Whose Eyes Tell the Story?

Key Concepts: First person narration Third person limited and omniscient Unreliable narrators Multiple perspectives God's omniscience vs. human limitation
Primary Source: C.S. Lewis, "The Screwtape Letters" (1942)

Introduction: The Power of Perspective

Point of view is one of the most important decisions a novelist makes. It determines what the reader can see, know, and feel. It shapes the entire experience of the story. The same events told from different perspectives can produce radically different novels — a murder mystery told by the detective is a very different book than the same story told by the murderer.

C.S. Lewis demonstrated the power of point of view brilliantly in 'The Screwtape Letters,' which tells the story of a man's spiritual life from the perspective of a senior demon writing advice to a junior tempter. By inverting the expected perspective, Lewis revealed spiritual truths in startlingly fresh ways — good becomes 'the Enemy's' work, and temptation becomes professional strategy.

First Person: Intimacy and Limitation

In first person narration, the story is told by a character using 'I.' This creates immediate intimacy — the reader experiences the story through the narrator's thoughts, feelings, and perceptions. But it also creates limitation: the reader knows only what the narrator knows and sees only what the narrator sees.

First person is powerful for stories of personal transformation, confession, or discovery. The narrator's voice — their vocabulary, rhythm, attitudes, and blind spots — becomes a central element of the novel's art. Robinson Crusoe, Jane Eyre, and Marilynne Robinson's 'Gilead' all use first person to create deeply personal, voice-driven narratives.

The first person narrator can also be unreliable — a character whose version of events the reader learns to question. This is a sophisticated technique that requires the author to write on two levels simultaneously: what the narrator believes and what the reader gradually comes to understand.

Third Person: Distance and Range

Third person narration uses 'he,' 'she,' or 'they' to tell the story. It comes in two main varieties. Third person limited follows one character closely, revealing their thoughts and feelings while keeping other characters' inner lives hidden. Third person omniscient moves freely between characters, revealing the thoughts and motivations of multiple people.

Third person limited combines the intimacy of first person with greater flexibility. The narrator can describe the viewpoint character from the outside when needed and can shift to a different viewpoint character in the next chapter. Tolkien's 'The Lord of the Rings' uses third person limited, shifting between Frodo, Aragorn, and other characters to show different facets of the story.

Third person omniscient, used by novelists like Leo Tolstoy and George Eliot, provides the widest lens — the narrator can see into every heart. This perspective echoes God's omniscience and is particularly effective for novels that explore social worlds or moral questions from multiple angles.

Choosing the Right Point of View

The right point of view for your novel depends on your story's needs. Ask yourself: Whose experience is at the center of the story? How much does the reader need to know? Is the narrator's limited understanding part of the story's meaning?

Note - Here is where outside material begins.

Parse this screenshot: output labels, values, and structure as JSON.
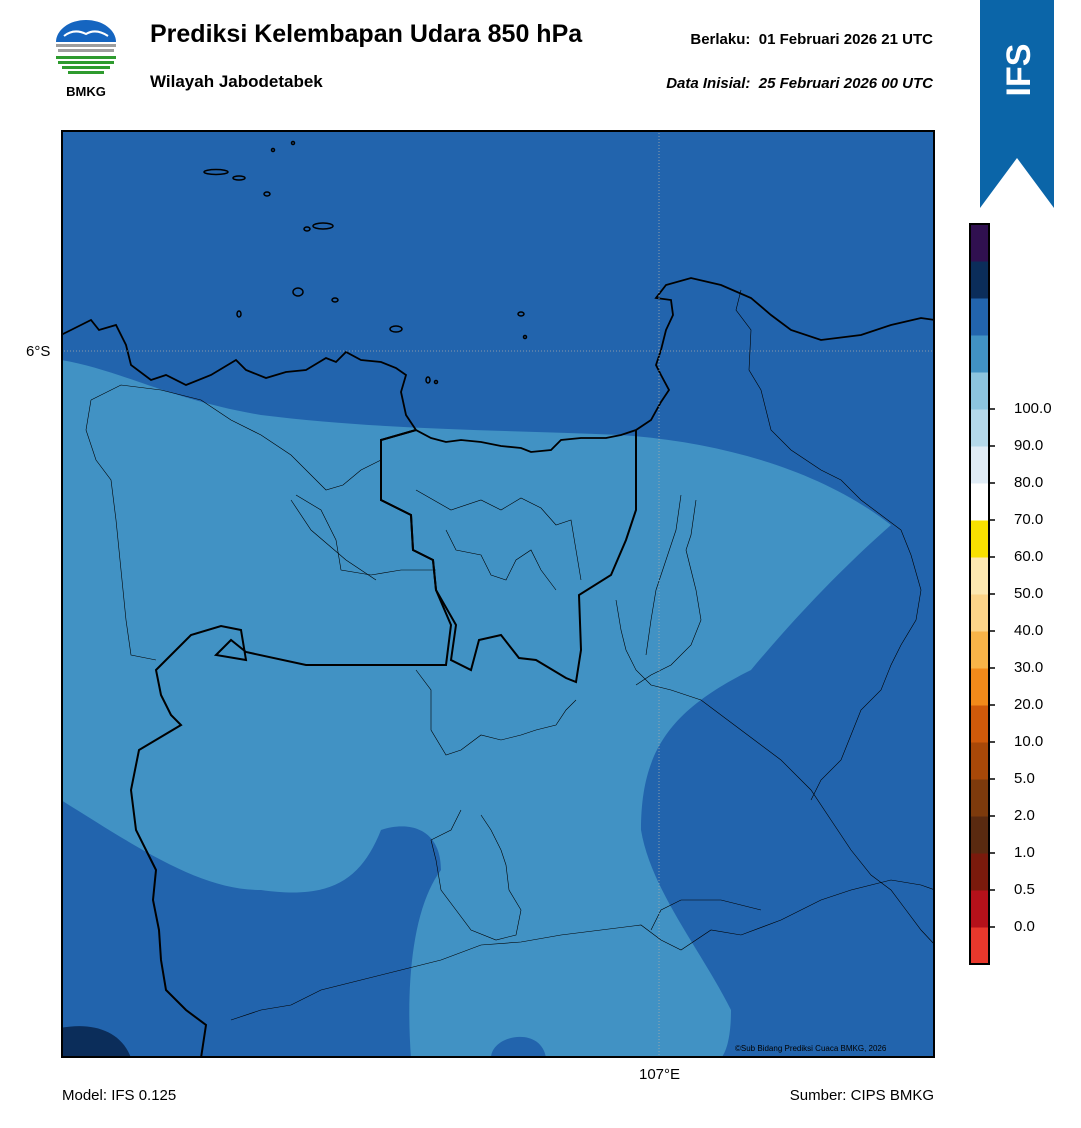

For a story about personal faith — a character's journey through doubt to belief — first person may be ideal, allowing the reader to share the character's inner struggle. For a story about a community — a church, a family, a town — third person with multiple viewpoints may serve better, showing how different people experience the same events.

Whatever point of view you choose, maintain consistency within each scene. Shifting perspectives mid-scene confuses readers and breaks immersion. Each scene should have a clear viewpoint character, and shifts should occur at chapter or section breaks. This discipline mirrors the Christian virtue of faithfulness — committing to a perspective and following it through.

Reflection Questions

Write thoughtful responses to the following questions. Use evidence from the lesson text, Scripture references, and primary sources to support your answers.

1

How does Lewis's choice to tell 'The Screwtape Letters' from a demon's perspective change the way the reader understands temptation and spiritual warfare? What truths does this unusual point of view reveal?

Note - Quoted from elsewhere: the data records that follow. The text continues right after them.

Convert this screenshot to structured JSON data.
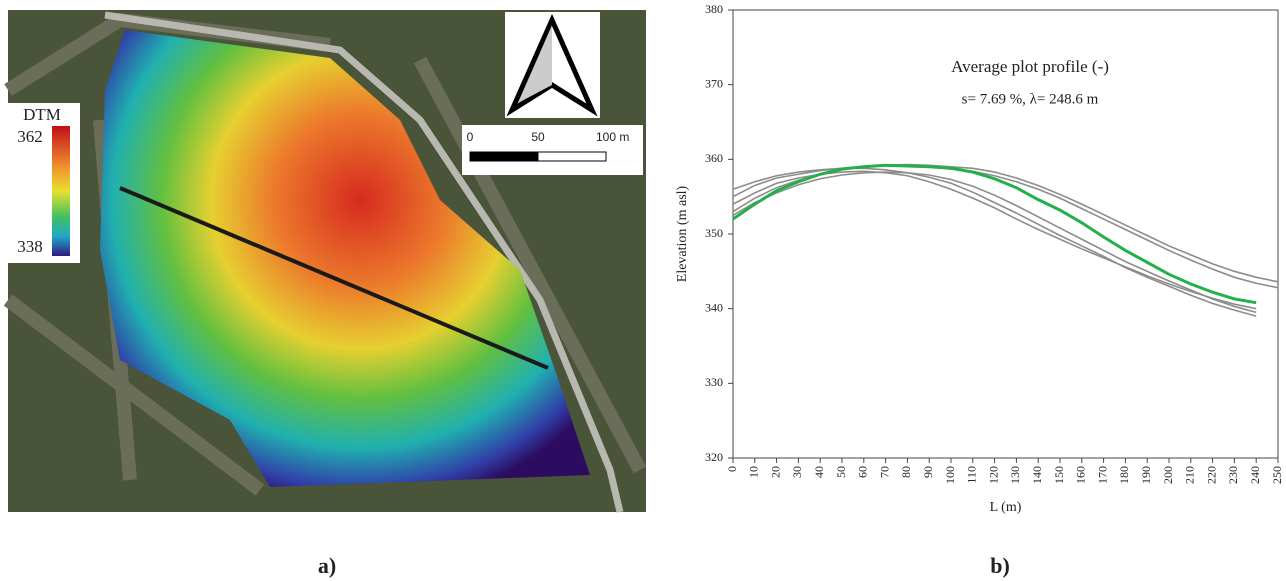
{
  "figure_labels": [
    "a)",
    "b)"
  ],
  "map": {
    "colorbar": {
      "title": "DTM",
      "max": 362,
      "min": 338
    },
    "scale_bar": {
      "ticks": [
        0,
        50,
        {
          "value": 100,
          "label": "100 m"
        }
      ]
    }
  },
  "chart_data": {
    "type": "line",
    "title": "Average plot profile (-)",
    "subtitle": "s= 7.69 %,  λ= 248.6 m",
    "x_label": "L (m)",
    "y_label": "Elevation (m asl)",
    "x": [
      0,
      10,
      20,
      30,
      40,
      50,
      60,
      70,
      80,
      90,
      100,
      110,
      120,
      130,
      140,
      150,
      160,
      170,
      180,
      190,
      200,
      210,
      220,
      230,
      240,
      250
    ],
    "xlim": [
      0,
      250
    ],
    "xticks": [
      0,
      10,
      20,
      30,
      40,
      50,
      60,
      70,
      80,
      90,
      100,
      110,
      120,
      130,
      140,
      150,
      160,
      170,
      180,
      190,
      200,
      210,
      220,
      230,
      240,
      250
    ],
    "ylim": [
      320,
      380
    ],
    "yticks": [
      320,
      330,
      340,
      350,
      360,
      370,
      380
    ],
    "series": [
      {
        "color": "#8c8c8c",
        "values": [
          355,
          356.5,
          357.5,
          358,
          358.5,
          358.8,
          359,
          359.2,
          359.3,
          359.2,
          359,
          358.8,
          358.3,
          357.5,
          356.5,
          355.3,
          354,
          352.6,
          351.2,
          349.8,
          348.4,
          347.2,
          346,
          345,
          344.2,
          343.6
        ]
      },
      {
        "color": "#8c8c8c",
        "values": [
          354,
          355.5,
          356.8,
          357.5,
          358,
          358.3,
          358.4,
          358.2,
          357.8,
          357,
          356,
          354.8,
          353.5,
          352,
          350.6,
          349.3,
          348,
          346.8,
          345.6,
          344.4,
          343.3,
          342.3,
          341.4,
          340.6,
          340,
          null
        ]
      },
      {
        "color": "#8c8c8c",
        "values": [
          356,
          357,
          357.8,
          358.3,
          358.6,
          358.8,
          358.8,
          358.6,
          358.2,
          357.6,
          356.8,
          355.6,
          354.2,
          352.8,
          351.3,
          349.8,
          348.4,
          347,
          345.5,
          344.2,
          343,
          341.8,
          340.7,
          339.8,
          339,
          null
        ]
      },
      {
        "color": "#8c8c8c",
        "values": [
          353,
          354.8,
          356.2,
          357.2,
          358,
          358.6,
          359,
          359.2,
          359.2,
          359,
          358.7,
          358.4,
          357.8,
          357,
          356,
          354.8,
          353.4,
          352,
          350.6,
          349.2,
          347.8,
          346.5,
          345.3,
          344.2,
          343.4,
          342.8
        ]
      },
      {
        "color": "#8c8c8c",
        "values": [
          352.5,
          354.2,
          355.5,
          356.6,
          357.4,
          357.9,
          358.2,
          358.3,
          358.2,
          357.9,
          357.3,
          356.4,
          355.2,
          353.8,
          352.3,
          350.8,
          349.3,
          347.8,
          346.3,
          345,
          343.7,
          342.5,
          341.3,
          340.3,
          339.5,
          null
        ]
      },
      {
        "color": "#22b04a",
        "values": [
          352,
          354,
          355.8,
          357,
          358,
          358.7,
          359,
          359.2,
          359.1,
          359,
          358.8,
          358.3,
          357.4,
          356.2,
          354.6,
          353.2,
          351.5,
          349.6,
          347.8,
          346.2,
          344.6,
          343.3,
          342.2,
          341.3,
          340.8,
          null
        ]
      }
    ]
  }
}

Guidance: Consider how the inverted perspective defamiliarizes spiritual realities, making the reader see common experiences — prayer, friendship, suffering — in a startlingly new light.

2

How does the concept of human limitation in 1 Corinthians 13:12 relate to the choices novelists make about point of view? Why might limited perspective be more truthful than omniscience in certain stories?

Guidance: Think about how acknowledging the partiality of any human perspective is itself a form of honesty, and how stories that embrace limitation can be deeply authentic.

3

Take a scene from a novel you know well and imagine it rewritten from a different character's point of view. How would the scene change? What new information would be revealed, and what would be hidden?

Guidance: Choose a scene with at least two important characters and consider how each would interpret the same events differently based on their knowledge, desires, and assumptions.